Let me continue my story of this vigil by telling how the time passed:
The first hour really was arriving, preparations (including learning some songs), and getting settled. Shortly after midnight we all (except mum) exited the building, and the lights were turned off. Outside a fire had been prepared and there was a short liturgy involving prayers and the lighting of the main candle, and then each of us with candles lit entered the darkened church, playing on and enacting the obvious symbolism of the gospels, especially John. The next two or three hours were given over to Scripture and worship. Nine readings in three sets of three were read, seven from the Old Testament, one from Paul, and one from Matthew’s gospels. Each reading was introduced with a short orientation and admonition, read, and then a song of worship was sung, the song itself echoing or extending the theme of the reading.
The readings included:
- Genesis 1 – Creation
- Genesis 22 – The Testing of Abraham
- Exodus 14 – The Crossing of the Red Sea
- Isaiah 54 – The Covenant Love of God
- Isaiah 55 – A Call to Repentance and Life
- Ezekiel 36 – A New Heart
- Romans 6 – Baptism
- Matthew 28 – Jesus’ Resurrection (the gospel, read by a priest)

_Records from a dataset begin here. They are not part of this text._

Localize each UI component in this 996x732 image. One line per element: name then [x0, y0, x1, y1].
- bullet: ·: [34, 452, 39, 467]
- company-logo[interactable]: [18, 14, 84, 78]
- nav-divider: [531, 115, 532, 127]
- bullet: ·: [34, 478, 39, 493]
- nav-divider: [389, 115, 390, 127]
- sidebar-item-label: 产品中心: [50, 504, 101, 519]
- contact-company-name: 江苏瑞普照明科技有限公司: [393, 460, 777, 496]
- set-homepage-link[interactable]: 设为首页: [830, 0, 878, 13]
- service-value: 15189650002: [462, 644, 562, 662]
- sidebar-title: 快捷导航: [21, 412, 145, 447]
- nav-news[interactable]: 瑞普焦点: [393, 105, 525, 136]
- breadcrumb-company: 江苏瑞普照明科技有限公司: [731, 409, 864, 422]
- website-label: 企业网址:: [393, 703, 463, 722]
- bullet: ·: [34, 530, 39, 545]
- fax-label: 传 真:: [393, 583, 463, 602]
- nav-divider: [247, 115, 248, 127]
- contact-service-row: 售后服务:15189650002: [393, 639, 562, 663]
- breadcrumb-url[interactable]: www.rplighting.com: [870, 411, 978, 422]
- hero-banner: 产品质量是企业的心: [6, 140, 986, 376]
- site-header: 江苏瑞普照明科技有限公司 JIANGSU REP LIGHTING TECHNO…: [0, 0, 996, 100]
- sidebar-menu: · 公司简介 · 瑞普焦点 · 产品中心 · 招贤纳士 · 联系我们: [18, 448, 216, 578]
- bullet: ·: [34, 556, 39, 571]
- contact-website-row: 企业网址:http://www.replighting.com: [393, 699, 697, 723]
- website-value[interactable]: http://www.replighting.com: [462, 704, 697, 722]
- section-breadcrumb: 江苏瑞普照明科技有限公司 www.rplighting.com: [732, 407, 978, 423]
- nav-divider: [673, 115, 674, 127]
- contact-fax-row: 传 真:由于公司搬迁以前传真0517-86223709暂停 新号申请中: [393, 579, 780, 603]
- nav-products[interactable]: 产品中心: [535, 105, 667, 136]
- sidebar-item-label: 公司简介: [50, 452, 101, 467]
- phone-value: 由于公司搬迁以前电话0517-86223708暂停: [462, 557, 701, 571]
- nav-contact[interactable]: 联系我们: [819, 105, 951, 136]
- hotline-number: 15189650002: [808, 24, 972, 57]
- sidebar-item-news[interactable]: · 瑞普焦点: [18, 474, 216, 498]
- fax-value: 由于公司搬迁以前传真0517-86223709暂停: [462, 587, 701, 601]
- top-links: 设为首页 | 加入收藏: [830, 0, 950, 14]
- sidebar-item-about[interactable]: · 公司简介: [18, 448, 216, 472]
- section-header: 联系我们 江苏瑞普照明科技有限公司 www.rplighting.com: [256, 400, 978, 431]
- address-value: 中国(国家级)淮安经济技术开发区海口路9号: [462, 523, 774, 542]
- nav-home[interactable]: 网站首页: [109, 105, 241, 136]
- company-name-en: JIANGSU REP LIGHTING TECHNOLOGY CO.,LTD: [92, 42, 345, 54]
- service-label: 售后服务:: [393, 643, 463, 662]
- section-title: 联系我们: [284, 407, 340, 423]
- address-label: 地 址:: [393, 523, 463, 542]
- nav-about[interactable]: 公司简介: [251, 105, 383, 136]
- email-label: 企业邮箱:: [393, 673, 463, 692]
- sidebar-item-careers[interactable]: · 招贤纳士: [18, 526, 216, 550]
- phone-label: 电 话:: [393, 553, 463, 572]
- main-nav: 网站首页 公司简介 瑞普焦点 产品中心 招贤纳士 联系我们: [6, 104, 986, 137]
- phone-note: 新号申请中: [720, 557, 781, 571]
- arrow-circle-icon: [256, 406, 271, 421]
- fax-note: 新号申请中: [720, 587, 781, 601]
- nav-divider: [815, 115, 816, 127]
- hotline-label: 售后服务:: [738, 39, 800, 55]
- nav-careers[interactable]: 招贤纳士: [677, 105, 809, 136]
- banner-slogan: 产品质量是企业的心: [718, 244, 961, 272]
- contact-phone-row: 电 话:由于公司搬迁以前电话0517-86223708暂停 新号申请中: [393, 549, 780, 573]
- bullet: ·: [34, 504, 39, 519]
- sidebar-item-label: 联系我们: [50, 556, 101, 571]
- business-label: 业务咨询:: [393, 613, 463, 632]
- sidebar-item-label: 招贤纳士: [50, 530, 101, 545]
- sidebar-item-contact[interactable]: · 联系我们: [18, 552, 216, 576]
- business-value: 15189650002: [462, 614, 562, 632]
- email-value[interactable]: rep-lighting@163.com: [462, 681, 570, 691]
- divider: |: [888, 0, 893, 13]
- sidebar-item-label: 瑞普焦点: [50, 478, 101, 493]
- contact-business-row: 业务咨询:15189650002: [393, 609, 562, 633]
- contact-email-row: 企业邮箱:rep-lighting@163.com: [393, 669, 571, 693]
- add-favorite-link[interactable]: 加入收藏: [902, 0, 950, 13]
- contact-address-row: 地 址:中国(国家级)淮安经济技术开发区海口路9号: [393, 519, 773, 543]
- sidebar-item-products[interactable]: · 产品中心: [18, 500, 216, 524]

There was obviously one other reading but I cannot remember it now. After the first set of three, participants were invited to “resonate.” This is to offer one’s own reflection on the readings, with a particular focus on how it is speaking to oneself. After the second set of three, children present had opportunity to ask their parents “tough questions” about faith. Some of the questions really were tough and put the parents on the spot! They answered well. The third set offered another opportunity to resonate.
Then one of the priests offered a short and encouraging homily. Two babies were baptised with the full liturgy of corporate prayer and response, the dipping (three times) of the naked babies in the font, including full submersion on the third dip, the anointing of the babies with oil, and their clothing in white, and the “splashing” of the whole congregation with the baptismal water in an act of baptismal renewal. There was evident joy in the congregation during this liturgy and bapism, including what appeared to me to be outbursts of spontaneous praise. It possibly was not spontaneous, but a practice cultivated in the community expressing their exuberance at “two new Christians tonight” as I heard one woman saying excitedly to another after it was all over.
Finally, the Eucharistic liturgy was enacted (sung, as was the gospel “reading”) by the priests, with communion in both kinds being offered to all in the congregation, sometimes several times (to drink “all of it”?). The kiss of peace with much mutual affection was given all round, and the celebration finished with the chairs all pushed back, and a kind of folk dancing with lots of movement, joy and laughter.
Early in the evening one of the younger women who has been a good friend to mum came up and said to her, “You are a hero!” I think she was referring to mum coming to stay all night to worship God, and wait on his Word. Another woman said to me, “You have the most beautiful mum.” Both women were right: I have the most beautiful mum, and she is somewhat of a hero. She has been walking faithfully with Christ for many years now, faithful in sometimes the most difficult of circumstances, faithful especially in her prayer, her consideration of others and her witness. It was mum who continually witnessed to and prayed for me, and her life and devotion continues to inspire.
After the dancing many would go on to have breakfast together as the light of Easter day broke. These, however, had been enlightened already. I took mum home, and then headed home myself, tired enough to miss the freeway exit! I missed church at my own church that day—which Monica tells me was a wonderful service.
But actually, I didn’t miss church at all.